I currently own a male pied and a female albino when i breed them this year my offspring will alll be dh for albino pied ill breed them back together to have a 1 in 16 chance of producing an albino pied.
This i understand im also going to invest in a male spider and a female albino will this work the same way if i breed them to gether to produce an albino spider.
I also plan in the future to breed to two together (albino spider x albino pied what chance will i have of producing an spider albino pied if there is any.
your knowledge would be helpful and laymans terms would be also helpful lol can get confusing thanks


----------



## Clarky_man (May 2, 2010)

From a Albino Spider X Albino Pied you wont get a Albino Pied Spider.

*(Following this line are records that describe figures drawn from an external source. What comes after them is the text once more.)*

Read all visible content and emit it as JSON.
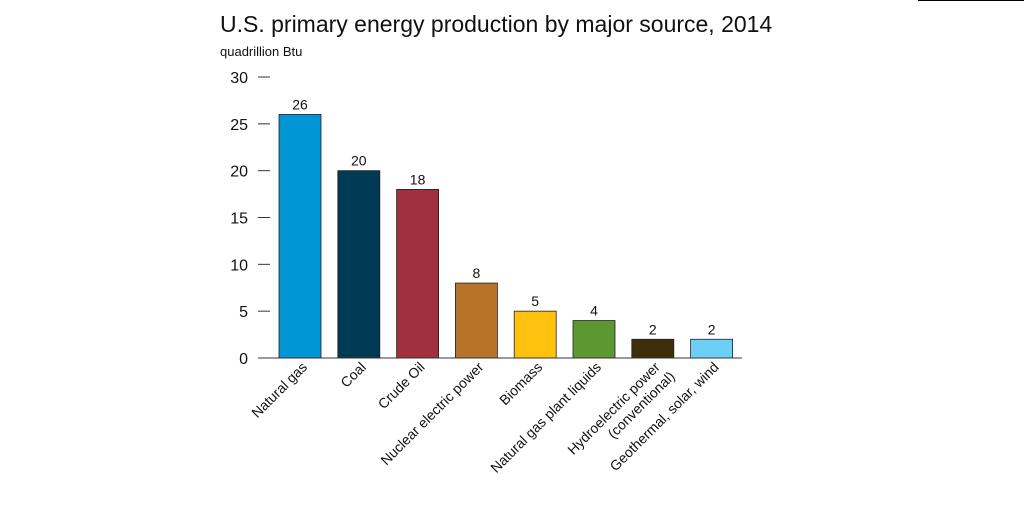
{
  "chart_data": {
    "type": "bar",
    "title": "U.S. primary energy production by major source, 2014",
    "subtitle": "quadrillion Btu",
    "categories": [
      "Natural gas",
      "Coal",
      "Crude Oil",
      "Nuclear electric power",
      "Biomass",
      "Natural gas plant liquids",
      [
        "Hydroelectric power",
        "(conventional)"
      ],
      "Geothermal, solar, wind"
    ],
    "values": [
      26,
      20,
      18,
      8,
      5,
      4,
      2,
      2
    ],
    "colors": [
      "#0096d6",
      "#003a54",
      "#a0303e",
      "#b8732b",
      "#ffc20e",
      "#5d9732",
      "#3e2f0a",
      "#6ccff6"
    ],
    "ylim": [
      0,
      30
    ],
    "yticks": [
      0,
      5,
      10,
      15,
      20,
      25,
      30
    ]
  }
}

The babies would be 50% Albino Spiders Het Pied and 50% Albinos Het Pied.

I dont know of any Albino Pied Spiders being produced.


----------



## dre88 (Mar 22, 2009)

I read somewhere online it was possible but alot of breeders had missid it im not sure myselfe im not to clued up on the genetics i usually find what i knw from threads on other breeders.
Theres got to be a possibillity there.
Do you knw the genetics to produce spider albino thanks for the reply


----------



## dre88 (Mar 22, 2009)

how would this sound i could be really wrong help appreciated spider double het and a double het which would give you a 1/32 chance of producing a spider albino pied.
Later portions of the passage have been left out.